Wade proved herself early in life—she introduced the world to an age-old Senegalese drink made from the hibiscus flower. At the time, the drink was losing out to canned drinks and was dwindling in Senegal.
“All I care about is that now, in Senegal, people are beginning to understand the value of hibiscus. When I started that company, people laughed at me. It was cruel, really, but they laughed and said, ‘Oh, Magatte, after all your fancy education, you’re now going to make flower drinks,’” she says.
“Africans have a bad attitude towards indigenous resources and products… We have a tendency to believe that anything indigenous to us is not good enough and can’t wait to get rid of it, and that’s how they die off.”
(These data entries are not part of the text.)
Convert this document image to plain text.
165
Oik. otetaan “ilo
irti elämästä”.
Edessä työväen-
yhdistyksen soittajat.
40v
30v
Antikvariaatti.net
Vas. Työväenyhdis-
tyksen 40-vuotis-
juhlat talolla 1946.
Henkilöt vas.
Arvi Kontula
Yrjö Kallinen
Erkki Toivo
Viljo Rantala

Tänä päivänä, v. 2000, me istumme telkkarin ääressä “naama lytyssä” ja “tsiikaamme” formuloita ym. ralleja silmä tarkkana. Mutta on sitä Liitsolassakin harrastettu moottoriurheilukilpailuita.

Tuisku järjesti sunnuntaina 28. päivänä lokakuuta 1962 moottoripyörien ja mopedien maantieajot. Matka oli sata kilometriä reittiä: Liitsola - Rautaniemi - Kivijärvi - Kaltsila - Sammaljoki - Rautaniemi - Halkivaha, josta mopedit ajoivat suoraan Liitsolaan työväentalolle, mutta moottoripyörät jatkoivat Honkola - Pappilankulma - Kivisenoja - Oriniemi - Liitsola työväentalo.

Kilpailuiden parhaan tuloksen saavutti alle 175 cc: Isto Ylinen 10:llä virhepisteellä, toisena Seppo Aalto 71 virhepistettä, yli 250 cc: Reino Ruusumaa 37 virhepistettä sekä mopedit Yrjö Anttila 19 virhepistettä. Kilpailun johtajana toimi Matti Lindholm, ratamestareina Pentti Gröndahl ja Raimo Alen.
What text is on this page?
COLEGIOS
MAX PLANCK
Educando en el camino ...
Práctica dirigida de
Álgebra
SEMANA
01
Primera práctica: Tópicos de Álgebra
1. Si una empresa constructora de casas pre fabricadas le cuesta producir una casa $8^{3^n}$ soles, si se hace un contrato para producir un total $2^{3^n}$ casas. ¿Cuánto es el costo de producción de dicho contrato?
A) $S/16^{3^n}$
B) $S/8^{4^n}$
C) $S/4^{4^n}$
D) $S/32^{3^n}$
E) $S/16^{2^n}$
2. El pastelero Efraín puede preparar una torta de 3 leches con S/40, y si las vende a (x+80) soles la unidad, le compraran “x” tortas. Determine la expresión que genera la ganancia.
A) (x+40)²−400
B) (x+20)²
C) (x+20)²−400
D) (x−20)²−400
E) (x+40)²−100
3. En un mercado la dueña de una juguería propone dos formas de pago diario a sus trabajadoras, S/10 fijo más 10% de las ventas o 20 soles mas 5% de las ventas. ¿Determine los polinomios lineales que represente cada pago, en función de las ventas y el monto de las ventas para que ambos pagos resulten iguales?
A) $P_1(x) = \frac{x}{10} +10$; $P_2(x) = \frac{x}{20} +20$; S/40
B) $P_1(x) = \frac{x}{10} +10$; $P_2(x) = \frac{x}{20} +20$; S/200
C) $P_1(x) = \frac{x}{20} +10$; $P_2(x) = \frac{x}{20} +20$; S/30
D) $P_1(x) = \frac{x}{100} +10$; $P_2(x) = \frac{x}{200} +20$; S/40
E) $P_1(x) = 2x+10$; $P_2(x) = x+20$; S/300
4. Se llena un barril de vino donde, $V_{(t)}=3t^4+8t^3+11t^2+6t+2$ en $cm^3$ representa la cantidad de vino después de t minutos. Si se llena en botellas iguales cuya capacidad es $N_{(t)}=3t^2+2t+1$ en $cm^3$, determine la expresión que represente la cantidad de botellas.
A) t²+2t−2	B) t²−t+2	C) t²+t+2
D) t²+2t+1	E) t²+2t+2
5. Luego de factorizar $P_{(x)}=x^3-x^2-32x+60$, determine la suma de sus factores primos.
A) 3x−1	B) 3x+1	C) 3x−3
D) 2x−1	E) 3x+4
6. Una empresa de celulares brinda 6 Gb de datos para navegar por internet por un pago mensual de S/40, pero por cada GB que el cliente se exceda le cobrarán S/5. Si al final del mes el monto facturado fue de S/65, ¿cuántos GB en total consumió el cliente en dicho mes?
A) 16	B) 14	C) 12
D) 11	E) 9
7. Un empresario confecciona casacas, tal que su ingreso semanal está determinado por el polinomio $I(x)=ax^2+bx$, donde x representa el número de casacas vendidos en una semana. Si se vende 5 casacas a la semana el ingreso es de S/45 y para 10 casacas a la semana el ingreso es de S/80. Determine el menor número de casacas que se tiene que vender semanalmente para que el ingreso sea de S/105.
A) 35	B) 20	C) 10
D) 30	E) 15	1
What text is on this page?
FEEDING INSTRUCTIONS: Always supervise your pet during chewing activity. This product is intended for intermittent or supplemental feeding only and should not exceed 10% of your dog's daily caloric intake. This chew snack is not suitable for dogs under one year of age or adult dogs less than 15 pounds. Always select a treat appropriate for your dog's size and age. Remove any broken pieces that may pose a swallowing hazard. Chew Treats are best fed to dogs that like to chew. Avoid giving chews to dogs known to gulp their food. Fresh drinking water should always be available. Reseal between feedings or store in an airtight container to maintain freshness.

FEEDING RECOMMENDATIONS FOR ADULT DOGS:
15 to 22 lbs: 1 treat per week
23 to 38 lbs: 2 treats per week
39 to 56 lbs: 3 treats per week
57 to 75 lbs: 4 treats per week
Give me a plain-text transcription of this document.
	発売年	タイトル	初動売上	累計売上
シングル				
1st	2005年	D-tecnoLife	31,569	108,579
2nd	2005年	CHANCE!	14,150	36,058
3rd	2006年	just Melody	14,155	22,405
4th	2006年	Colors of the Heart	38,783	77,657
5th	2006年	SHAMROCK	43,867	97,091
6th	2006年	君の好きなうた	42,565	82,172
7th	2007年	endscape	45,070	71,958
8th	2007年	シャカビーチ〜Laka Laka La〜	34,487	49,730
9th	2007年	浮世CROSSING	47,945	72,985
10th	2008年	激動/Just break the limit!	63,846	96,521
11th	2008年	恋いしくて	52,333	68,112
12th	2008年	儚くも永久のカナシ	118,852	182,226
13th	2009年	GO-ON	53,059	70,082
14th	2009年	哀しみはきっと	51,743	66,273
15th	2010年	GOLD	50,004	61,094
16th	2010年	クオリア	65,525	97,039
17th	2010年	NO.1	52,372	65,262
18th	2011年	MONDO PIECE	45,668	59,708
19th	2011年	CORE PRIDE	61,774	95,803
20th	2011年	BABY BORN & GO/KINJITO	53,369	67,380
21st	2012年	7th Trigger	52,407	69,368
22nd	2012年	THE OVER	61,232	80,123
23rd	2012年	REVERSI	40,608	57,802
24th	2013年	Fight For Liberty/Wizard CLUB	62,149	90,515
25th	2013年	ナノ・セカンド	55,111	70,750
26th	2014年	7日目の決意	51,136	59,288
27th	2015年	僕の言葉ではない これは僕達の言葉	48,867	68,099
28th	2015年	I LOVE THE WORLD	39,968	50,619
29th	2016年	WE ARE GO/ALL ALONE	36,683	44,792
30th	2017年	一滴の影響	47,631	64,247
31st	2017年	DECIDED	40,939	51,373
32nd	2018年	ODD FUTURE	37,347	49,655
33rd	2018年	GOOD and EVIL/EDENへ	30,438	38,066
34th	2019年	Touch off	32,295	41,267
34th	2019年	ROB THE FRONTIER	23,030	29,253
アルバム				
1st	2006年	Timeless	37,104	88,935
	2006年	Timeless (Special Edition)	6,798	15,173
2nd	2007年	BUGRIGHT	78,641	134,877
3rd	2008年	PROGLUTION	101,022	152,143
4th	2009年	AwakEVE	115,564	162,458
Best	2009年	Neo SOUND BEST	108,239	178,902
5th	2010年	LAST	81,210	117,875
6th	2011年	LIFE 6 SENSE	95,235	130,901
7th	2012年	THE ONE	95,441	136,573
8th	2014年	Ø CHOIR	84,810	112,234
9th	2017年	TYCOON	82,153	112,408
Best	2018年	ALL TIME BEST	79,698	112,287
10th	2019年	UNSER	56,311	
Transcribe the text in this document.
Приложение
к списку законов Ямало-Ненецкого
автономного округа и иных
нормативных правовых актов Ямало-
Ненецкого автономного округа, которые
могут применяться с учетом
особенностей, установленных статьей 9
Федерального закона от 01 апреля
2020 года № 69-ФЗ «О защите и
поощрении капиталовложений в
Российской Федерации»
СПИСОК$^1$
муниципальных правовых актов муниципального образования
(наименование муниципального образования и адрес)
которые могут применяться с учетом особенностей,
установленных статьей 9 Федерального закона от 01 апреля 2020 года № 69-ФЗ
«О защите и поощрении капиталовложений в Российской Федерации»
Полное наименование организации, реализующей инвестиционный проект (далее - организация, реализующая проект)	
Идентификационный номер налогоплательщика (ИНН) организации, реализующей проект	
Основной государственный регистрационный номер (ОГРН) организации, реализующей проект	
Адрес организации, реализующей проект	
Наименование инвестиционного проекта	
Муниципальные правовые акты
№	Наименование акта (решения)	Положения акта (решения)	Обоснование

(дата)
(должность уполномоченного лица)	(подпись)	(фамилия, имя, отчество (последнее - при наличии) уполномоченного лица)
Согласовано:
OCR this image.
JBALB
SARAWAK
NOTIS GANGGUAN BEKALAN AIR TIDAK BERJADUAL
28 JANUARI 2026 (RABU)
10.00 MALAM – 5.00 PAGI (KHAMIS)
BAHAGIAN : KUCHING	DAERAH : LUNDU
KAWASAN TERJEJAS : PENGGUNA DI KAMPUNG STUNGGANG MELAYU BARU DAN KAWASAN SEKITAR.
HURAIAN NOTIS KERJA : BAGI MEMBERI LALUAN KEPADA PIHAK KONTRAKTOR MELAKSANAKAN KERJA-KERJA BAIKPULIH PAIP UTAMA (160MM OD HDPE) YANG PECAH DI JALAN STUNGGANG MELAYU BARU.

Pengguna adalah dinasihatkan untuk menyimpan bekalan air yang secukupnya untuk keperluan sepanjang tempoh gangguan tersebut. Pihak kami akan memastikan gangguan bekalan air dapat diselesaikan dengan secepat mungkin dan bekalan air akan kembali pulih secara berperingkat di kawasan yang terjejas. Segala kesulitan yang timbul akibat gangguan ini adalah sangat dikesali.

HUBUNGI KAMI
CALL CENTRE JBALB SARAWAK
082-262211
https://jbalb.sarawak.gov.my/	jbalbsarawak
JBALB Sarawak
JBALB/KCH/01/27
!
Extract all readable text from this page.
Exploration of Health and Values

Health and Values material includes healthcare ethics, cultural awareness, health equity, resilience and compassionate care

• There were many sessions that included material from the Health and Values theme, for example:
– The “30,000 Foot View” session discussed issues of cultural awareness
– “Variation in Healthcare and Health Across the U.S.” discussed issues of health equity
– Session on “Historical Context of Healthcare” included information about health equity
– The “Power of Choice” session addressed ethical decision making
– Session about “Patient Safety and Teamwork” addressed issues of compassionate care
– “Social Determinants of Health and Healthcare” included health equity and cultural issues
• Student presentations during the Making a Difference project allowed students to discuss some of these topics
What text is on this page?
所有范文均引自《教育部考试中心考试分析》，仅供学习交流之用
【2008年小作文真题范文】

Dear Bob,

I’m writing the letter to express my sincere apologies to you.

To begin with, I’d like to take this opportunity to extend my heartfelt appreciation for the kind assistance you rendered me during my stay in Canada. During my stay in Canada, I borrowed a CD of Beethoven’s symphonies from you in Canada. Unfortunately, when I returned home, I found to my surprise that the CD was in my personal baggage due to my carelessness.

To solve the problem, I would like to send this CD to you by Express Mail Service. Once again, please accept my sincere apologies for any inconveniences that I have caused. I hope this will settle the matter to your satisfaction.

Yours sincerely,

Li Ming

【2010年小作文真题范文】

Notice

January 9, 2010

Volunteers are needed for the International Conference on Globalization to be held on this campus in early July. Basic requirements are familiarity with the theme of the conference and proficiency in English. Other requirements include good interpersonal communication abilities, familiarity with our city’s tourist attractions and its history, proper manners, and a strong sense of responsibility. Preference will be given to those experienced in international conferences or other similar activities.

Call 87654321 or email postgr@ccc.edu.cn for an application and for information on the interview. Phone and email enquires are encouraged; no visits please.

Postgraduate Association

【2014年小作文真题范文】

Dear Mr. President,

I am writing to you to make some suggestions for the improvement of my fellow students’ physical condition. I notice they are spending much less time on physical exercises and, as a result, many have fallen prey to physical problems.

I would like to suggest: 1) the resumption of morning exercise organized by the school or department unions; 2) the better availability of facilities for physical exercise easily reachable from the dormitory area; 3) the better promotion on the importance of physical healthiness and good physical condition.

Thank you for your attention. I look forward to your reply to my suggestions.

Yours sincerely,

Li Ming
The hibiscus drink was called Adina, which means “life” in Wade’s mother tongue. The slogan “drink no evil” helped it take off and the business accumulated $30 million in capital. It saw the shipping of mountains of hibiscus flowers across the Atlantic to factories in the States. It revived the hibiscus growing business in Senegal, attracted investment from Pepsi and made Wade a fortune.
In 2009, Wade left the company when she believed the venture capitalists were taking the brand in a direction that did not represent her. She formed a new company, Tiossan, which she hopes will do the same for the ethnic beauty products of Senegal that Adina did for the country’s hibiscus drink.
“I’m convinced that if people, like me, don’t do what I do, a generation from now, they will disappear because everyone is busy buying western brands at elite level, and at bottom level, buying knock off products from China. Africans don’t believe in the traditional stuff and indigenous knowledge is dying off,” she says.
This time, once bitten, twice shy, Wade wants to stay in control and has fended off investors. Either way, she accepts that business in Africa is not for sissies.
“I also really try to focus on people who have the right mind-set too. There’s a lot of laziness in the system right now but when you find like-minded people, who are not willing to take any shortcuts, I find those people, rally them towards me and I hope that together, we can begin to form a new metric,” says Wade.
For all of her fire, there is a fragile side to Wade. Tears roll down her face as she talks of times of frustration in Senegal.
“I went to the ports, when I started my company, and I saw the customs guys. I said to them: ‘I’m here—I’m a child of Senegal just like you are. I have all my diplomas and more passports than you can imagine. I don’t have to be here if I don’t want to. But, I have nowhere else to go because this is where I came from and I cannot live happily elsewhere, if this place doesn’t get better—I have tried it. At 25 years old, I bought my first home in Silicon Valley, where I was making tons of money, but how could I live that way when there is so much misery back home? I have nowhere to go, this is the only place I have, so let’s make it right but I cannot do it without you,’” she says.
“I would rather die than not have my dignity. People get so excited about money and material things but I couldn’t really care less.”
Money, business, Africa, women and dignity—Wade’s head is full and her legs are on the march. Whatever she says next is likely to be interesting and could change your life.